The fact that politics were touched on (albeit very lightly) in FFX-2's story appealed to me. There is still a small amount of political turmoil in Spira because everyone's free to believe what they want but they need some guidance. You have two factions at each other's throats, and one neutral faction stuck in the middle. There's a dichotomy between the two leading factions in terms of age (and age was shoved into the player's face, imo), religion/ideology, solutions to various issues, position towards discouraged technologies and emerging technologies, etc. FFX-2 clearly demonstrated these differences in an adequate way, particularly if you did most of the sidequests and if you did a few playthroughs and took different sides. Even the reluctance that some people exhibit towards embracing Machina was dealt with nicely --though I don't remember if New Yevonites' reluctance of accepting the Al Bhed race was explored as well.
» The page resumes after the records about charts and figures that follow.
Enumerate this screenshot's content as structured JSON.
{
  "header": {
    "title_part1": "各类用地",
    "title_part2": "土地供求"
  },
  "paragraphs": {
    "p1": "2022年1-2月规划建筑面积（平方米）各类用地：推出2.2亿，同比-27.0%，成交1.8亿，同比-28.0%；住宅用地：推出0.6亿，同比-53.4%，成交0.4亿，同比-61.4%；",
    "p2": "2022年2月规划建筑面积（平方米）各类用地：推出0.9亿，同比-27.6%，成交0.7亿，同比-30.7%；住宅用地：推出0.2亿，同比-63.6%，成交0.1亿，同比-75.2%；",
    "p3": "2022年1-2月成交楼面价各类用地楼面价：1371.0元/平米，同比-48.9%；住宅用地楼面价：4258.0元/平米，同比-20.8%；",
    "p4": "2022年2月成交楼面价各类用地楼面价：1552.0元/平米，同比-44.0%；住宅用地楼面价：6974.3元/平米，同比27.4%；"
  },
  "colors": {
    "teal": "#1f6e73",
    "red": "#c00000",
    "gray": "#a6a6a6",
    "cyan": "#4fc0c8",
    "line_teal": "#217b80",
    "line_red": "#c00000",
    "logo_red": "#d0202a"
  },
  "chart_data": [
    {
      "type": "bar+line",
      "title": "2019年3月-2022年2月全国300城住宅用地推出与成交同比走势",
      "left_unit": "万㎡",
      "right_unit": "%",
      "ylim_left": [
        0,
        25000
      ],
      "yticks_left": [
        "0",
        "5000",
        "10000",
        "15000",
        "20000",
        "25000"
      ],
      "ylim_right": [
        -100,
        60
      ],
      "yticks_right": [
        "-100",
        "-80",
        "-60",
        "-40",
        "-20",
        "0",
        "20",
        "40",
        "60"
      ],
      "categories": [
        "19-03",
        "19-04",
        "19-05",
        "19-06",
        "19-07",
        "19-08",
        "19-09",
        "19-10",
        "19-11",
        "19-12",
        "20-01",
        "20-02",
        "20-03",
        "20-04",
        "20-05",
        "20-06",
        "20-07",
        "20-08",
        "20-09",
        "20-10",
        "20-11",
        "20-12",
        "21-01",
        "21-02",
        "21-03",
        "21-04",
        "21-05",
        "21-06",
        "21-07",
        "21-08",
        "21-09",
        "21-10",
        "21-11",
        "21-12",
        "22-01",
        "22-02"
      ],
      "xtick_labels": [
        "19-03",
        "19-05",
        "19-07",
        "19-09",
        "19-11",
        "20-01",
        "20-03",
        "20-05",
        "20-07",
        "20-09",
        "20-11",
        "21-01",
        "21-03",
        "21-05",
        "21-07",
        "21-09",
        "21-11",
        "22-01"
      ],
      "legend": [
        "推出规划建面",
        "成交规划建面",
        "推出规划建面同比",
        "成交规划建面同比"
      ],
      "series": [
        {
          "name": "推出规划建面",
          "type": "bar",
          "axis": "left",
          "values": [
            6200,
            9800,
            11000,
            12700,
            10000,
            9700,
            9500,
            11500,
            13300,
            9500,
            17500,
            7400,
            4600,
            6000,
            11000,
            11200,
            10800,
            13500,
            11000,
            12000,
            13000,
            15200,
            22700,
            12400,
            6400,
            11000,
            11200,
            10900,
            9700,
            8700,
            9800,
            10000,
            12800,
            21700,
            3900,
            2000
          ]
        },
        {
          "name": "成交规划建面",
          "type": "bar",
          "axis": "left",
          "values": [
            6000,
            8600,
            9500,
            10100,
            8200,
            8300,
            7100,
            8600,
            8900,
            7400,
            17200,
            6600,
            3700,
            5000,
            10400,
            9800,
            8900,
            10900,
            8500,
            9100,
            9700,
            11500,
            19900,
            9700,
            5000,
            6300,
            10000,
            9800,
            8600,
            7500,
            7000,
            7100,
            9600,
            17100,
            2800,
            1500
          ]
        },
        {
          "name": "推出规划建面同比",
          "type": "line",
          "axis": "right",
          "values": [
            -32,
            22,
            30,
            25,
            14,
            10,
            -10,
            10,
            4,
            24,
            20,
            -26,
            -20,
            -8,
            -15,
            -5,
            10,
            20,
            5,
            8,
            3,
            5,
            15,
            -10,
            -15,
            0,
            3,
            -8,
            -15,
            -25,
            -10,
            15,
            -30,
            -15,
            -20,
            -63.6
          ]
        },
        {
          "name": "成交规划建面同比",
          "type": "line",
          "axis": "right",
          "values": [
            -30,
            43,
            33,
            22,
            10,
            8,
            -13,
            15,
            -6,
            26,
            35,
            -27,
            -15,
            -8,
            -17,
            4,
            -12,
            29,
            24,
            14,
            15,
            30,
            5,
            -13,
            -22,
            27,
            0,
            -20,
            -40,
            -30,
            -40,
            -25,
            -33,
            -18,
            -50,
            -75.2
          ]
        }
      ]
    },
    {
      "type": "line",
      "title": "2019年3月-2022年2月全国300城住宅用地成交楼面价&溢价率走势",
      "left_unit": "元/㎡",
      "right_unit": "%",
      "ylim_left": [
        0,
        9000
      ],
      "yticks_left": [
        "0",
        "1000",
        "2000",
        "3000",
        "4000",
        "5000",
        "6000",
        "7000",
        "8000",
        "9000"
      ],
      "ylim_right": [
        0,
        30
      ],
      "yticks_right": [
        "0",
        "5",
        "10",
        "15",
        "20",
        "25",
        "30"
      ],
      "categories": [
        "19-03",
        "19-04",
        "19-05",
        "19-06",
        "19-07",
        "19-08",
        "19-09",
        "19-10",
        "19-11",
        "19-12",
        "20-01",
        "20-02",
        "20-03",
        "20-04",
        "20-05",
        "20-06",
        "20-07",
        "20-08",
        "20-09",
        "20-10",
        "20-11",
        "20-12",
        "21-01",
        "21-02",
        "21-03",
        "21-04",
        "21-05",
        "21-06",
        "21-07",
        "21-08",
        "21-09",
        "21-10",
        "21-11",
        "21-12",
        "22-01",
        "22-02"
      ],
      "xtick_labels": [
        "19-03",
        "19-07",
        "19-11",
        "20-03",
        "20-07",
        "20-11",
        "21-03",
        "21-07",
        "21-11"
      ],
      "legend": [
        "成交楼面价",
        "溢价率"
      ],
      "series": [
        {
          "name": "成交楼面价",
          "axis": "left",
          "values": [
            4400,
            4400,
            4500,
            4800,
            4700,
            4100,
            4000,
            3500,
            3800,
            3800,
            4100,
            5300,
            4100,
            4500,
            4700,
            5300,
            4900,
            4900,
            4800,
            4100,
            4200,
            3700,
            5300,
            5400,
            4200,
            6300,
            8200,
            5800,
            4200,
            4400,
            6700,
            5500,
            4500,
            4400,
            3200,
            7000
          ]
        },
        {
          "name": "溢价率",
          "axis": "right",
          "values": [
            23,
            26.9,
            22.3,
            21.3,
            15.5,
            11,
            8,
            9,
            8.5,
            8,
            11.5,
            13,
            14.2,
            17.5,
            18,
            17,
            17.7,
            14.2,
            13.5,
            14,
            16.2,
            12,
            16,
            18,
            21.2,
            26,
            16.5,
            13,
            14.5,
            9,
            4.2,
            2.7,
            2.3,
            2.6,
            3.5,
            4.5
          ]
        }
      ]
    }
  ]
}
Even if it didn't go as in-depth as I wanted it to, I appreciated that FFX-2 was consistent with FFX's ending in a worldview kind of way--after a certain way of living has been abolished or rendered obsolete, some people still want guidance and a set path to deal with things. FFX's ending left a political and spiritual void, so the factions were created to help guide people. Even 2 years after FFX's ending, you can see that some people are still struggling to deal with the consequences (good and "bad") of the Eternal Calm. And really, I didn't even mind the more lighthearted tone of the main story. I thought it was pretty refreshing in a sense.
When you think about it, Spira's worldbuilding was very well-done in FFX and FFX-2. You know pretty much everything about it because the game made you engage with the world and its people. Even the sidequests in FFX-2 expanded on Spira a little bit.
...And FFX-2 is pretty damn fun to play, but that was sort of a given.